Eine besondere Gefahr: Rund 70% der Vorhofflimmer-Attacken werden von den Patienten gar nicht wahrgenommen.
Die Beschwerden sind oft unspezifisch: Plötzlicher Leistungsknick, Müdigkeit, Palpitationen oder Schlafstörungen treten auf. Vielen Menschen, die an Vorhofflimmern leiden, ist dies gar nicht bewusst.
„Von ganz entscheidender Bedeutung zur Frage der notwendigen Therapie des Vorhofflimmerns ist, inwieweit das Vorhofflimmern Symptome verursacht“, weiß Dr. Lunow, ärztlicher Leiter der Praxisklinik Bornheim, und verweist auf die Einteilung der „European Heart Rhythm Association“ (EHRA). „EHRA1 sind Patienten ohne Symptome, EHRA2 Patienten haben milde Symptome ohne Beeinflussung der Altersaktivität, EHRA3 Patienten haben ausgeprägte Symptome mit Beeinträchtigung der Alltagsaktivität und EHRA4 Patienten haben Symptome, die eine normale Alltagstätigkeit unmöglich machen.“
Normalerweise werden vom Sinusknoten im rechten Vorhof regelmäßig elektrische Impulse abgegeben. Dadurch ziehen sich die Muskeln des Herzens zusammen.

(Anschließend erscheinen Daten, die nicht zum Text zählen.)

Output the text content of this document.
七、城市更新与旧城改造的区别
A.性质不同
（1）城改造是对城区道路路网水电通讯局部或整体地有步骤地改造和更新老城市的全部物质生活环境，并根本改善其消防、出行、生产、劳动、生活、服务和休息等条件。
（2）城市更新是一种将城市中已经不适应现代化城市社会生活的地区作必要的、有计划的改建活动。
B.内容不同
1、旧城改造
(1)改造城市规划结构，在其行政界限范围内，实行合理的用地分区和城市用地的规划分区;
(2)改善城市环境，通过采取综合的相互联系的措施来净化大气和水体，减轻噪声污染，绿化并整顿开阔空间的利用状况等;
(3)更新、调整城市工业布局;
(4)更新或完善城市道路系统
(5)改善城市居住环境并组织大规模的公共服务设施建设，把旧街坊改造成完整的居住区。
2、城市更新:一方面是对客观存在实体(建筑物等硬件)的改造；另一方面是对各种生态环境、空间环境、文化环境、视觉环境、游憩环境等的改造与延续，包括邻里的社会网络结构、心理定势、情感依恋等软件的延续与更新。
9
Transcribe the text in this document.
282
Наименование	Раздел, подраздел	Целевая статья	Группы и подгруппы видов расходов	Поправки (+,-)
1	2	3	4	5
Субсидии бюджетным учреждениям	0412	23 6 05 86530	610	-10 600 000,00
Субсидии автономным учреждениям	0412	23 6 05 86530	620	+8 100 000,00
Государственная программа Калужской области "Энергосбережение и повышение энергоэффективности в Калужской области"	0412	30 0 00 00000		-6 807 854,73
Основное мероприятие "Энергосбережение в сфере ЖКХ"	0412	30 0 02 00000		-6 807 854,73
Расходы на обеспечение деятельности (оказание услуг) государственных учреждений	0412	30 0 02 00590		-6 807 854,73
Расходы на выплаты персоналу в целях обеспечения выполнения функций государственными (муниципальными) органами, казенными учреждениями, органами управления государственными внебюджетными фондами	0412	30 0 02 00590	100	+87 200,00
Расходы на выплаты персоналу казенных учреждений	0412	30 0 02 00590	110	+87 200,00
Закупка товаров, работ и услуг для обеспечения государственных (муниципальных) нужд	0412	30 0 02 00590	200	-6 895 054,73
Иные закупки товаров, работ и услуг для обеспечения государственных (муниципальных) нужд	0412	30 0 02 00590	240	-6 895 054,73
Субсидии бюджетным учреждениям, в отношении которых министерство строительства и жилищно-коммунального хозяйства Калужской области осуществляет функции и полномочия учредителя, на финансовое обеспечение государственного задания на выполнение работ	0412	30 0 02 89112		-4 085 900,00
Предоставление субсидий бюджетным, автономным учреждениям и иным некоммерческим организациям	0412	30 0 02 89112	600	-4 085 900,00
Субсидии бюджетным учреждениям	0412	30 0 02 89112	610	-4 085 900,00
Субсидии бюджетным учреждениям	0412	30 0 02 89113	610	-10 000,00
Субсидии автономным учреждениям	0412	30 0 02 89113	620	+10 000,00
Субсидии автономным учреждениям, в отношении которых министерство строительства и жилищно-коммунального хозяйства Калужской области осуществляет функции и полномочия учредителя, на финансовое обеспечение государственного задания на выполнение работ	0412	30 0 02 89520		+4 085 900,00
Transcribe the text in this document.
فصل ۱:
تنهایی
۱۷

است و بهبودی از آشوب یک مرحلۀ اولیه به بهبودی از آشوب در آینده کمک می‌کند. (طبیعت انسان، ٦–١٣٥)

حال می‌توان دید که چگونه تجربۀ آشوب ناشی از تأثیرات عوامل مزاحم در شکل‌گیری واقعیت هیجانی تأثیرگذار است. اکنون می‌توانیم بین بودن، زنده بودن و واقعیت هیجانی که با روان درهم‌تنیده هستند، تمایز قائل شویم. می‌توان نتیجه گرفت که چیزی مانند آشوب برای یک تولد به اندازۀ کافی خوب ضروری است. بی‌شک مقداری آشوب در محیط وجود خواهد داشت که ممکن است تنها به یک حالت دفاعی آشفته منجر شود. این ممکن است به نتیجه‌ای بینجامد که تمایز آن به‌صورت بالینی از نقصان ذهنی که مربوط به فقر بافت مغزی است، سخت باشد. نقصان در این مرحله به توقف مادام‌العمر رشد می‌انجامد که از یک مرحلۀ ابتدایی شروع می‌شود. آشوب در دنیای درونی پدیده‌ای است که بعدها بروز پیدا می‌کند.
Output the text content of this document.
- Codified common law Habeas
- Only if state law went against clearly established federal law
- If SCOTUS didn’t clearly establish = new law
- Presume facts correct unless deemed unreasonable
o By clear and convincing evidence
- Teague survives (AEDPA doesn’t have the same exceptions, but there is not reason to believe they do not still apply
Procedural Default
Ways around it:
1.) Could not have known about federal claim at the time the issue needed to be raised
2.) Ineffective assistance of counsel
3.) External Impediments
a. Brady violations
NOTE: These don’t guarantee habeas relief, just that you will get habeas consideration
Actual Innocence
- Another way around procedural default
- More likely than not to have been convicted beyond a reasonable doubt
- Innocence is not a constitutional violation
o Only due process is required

Bei diesen Kontraktionen wird das Blut aus den Vorhöfen in die Kammern gepumpt und von dort aus in die Gefäße. Beim Vorhofflimmern dagegen kreisen die elektrischen Erregungen in den Vorhöfen mit bis zu 500 Impulsen pro Minute. Der Herzmuskel flimmert dann, es kommt nicht mehr zu regulären Kontraktionen, das Blut bleibt im Vorhof und kann dort gerinnen.
Eine Schilddrüsenüberfunktion oder ein Bluthochdruck sowie andere Herzerkrankungen erhöhen das Risiko, ein Vorhofflimmern zu bekommen. Als Auslöser gelten auch Alkohol- und Nikotinkonsum. Man schätzt, dass in der Zukunft etwa jeder Vierte der heute 40-Jährigen in seinem späteren Leben Vorhofflimmern bekommen wird.
Rhythmusstörung verursacht Blutgerinnsel
Die Hauptgefahr des Vorhofflimmerns liegt darin, dass sich durch Thrombenbildung im Vorhof das Risiko für einen Schlaganfall stark erhöhen kann. Aus diesem Grund wird nach Beurteilung des individuellen Risikos entschieden, ob gerinnungshemmende Medikamente wie z. B. Marcumar oder Aspirin eingenommen werden müssen. Diese im Volksmund auch „Blutverdünner“ genannten Medikamente sollen die Gerinnselbildung im flimmernden Herzvorhof verhindern und so das Schlaganfallrisiko verringern.
„Wir ziehen zur Beurteilung des Schlaganfall-Risikos bei Vorhofflimmern den sog. CHA2DS2-VASc-Score hinzu“, erklärt Dr. Lunow.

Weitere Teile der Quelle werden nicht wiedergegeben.